My Dilly Bag proudly builds awareness of the oldest living culture in the world – the Australian Aboriginal culture – to educate the national and international community and together take positive steps towards reconciliation.

Active in Aboriginal affairs, Ms Dale is a member of the Queensland Indigenous Chamber of Commerce, Slow Food International and Director of Stepping Black Indigenous Australia.

Sher is passionate about Australian bush tucker – its nutrition, its health benefits and its links with traditional life. She’s cooked it, taught about it and, since 2000, has been running her own business – Dilly Bag Bush Tucker Products – selling it.

This year she launched Coolamon Food Creations, an export business that will take Australian bush tucker around the globe.
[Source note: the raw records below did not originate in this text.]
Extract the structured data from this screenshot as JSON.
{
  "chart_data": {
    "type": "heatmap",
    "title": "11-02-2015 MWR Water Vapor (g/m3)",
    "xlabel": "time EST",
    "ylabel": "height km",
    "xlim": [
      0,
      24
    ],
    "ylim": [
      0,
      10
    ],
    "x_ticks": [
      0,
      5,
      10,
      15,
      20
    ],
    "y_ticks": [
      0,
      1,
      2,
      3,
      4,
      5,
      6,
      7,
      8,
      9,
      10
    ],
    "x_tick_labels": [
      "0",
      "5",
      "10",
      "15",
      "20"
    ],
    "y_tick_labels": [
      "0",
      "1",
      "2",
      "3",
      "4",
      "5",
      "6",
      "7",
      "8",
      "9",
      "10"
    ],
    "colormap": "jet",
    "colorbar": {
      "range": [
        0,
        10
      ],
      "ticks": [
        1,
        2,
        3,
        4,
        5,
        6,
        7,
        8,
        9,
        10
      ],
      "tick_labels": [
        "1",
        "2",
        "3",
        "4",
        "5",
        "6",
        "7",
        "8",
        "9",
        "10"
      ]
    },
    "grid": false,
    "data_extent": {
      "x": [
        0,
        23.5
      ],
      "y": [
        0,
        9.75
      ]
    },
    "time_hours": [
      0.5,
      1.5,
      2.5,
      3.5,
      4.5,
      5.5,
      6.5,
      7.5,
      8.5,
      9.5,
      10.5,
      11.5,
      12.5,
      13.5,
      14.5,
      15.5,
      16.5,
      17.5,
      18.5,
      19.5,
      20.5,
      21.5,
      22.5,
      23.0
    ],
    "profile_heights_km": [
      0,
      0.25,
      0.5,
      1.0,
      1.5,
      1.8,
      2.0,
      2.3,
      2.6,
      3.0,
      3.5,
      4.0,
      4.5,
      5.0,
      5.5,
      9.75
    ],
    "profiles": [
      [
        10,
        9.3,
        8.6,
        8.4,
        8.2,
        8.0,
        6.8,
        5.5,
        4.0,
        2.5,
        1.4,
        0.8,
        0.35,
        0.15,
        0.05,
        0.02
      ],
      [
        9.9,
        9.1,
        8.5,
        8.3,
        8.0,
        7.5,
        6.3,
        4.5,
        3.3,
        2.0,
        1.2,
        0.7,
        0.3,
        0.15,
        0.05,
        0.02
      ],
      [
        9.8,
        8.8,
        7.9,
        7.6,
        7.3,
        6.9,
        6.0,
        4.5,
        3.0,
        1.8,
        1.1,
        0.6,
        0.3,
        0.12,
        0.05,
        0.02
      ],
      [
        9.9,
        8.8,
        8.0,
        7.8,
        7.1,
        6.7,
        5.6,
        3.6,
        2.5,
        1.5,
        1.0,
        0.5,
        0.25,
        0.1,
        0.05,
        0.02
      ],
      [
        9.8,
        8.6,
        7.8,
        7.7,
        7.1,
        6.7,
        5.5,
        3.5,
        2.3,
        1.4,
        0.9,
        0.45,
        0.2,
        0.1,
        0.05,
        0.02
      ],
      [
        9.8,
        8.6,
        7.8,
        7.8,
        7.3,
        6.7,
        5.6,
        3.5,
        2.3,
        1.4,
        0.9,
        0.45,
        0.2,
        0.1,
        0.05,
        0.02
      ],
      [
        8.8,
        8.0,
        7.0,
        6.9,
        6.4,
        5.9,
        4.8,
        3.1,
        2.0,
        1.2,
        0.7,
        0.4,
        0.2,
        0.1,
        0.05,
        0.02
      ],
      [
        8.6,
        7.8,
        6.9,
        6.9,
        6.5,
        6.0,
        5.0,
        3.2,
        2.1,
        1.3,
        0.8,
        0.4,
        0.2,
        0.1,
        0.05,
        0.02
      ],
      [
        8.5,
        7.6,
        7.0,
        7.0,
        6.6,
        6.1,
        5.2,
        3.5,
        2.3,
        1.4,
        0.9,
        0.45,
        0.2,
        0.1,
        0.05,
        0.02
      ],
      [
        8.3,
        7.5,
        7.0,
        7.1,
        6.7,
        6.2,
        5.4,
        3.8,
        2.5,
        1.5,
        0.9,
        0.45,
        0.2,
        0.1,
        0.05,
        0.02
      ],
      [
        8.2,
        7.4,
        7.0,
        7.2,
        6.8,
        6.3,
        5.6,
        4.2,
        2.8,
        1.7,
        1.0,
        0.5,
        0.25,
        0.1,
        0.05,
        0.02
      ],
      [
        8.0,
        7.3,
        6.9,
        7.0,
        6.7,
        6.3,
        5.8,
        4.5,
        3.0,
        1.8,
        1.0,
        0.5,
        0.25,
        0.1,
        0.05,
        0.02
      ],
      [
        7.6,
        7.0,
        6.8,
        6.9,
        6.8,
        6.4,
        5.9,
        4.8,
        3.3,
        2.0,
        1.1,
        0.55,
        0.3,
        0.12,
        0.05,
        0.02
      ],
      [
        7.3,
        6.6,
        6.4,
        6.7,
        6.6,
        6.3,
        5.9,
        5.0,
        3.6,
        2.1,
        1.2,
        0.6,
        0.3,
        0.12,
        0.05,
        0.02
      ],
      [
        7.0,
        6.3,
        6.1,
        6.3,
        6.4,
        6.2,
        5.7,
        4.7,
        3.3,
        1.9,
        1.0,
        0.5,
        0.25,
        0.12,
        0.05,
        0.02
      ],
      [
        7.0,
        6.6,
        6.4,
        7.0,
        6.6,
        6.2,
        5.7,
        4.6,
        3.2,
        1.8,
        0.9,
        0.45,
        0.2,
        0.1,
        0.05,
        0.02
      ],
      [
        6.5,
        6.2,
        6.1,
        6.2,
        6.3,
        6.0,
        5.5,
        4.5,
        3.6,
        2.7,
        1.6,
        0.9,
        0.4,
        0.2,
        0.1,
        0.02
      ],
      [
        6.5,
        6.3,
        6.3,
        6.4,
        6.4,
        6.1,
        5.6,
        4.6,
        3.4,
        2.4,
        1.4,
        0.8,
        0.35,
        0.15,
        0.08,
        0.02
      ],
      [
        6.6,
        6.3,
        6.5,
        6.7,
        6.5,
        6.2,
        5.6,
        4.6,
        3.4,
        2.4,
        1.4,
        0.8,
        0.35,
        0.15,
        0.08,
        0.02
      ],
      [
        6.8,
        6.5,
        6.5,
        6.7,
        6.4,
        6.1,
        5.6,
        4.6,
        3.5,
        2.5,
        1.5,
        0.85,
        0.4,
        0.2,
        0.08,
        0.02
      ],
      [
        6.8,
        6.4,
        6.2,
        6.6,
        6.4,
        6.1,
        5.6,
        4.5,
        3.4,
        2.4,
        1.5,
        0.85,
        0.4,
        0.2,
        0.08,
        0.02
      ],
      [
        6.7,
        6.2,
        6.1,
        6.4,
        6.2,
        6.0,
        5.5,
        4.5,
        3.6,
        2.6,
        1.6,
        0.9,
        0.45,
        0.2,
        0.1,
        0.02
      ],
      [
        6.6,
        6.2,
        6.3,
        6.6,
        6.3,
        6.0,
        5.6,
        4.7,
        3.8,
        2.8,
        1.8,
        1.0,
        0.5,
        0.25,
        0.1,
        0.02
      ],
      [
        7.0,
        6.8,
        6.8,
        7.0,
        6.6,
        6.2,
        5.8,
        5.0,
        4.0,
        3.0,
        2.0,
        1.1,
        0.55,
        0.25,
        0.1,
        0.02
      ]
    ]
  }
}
First stop is India. Queensland Indian palettes have been trialling Dale’s new range of curry sauces, all of them with bush tucker flavours. She’s perfected the brews, arranged distributors and is about to send her first batches to the sub-continent.

And that will be the launching pad for the rest of the world. “We’re going to go everywhere. If you’re going to hit one country, you might as well hit them all – the Middle East, Europe and America,” she said.

It’s not bad for the young girl from Dirranbandi who learned to cook at her mother’s side from the age of four. Dale’s now had 31 years in the food industry and can whip up anything from contemporary Australian to fine French cuisine. However, it is Australian bush tucker that has captured her imagination and dominates her world.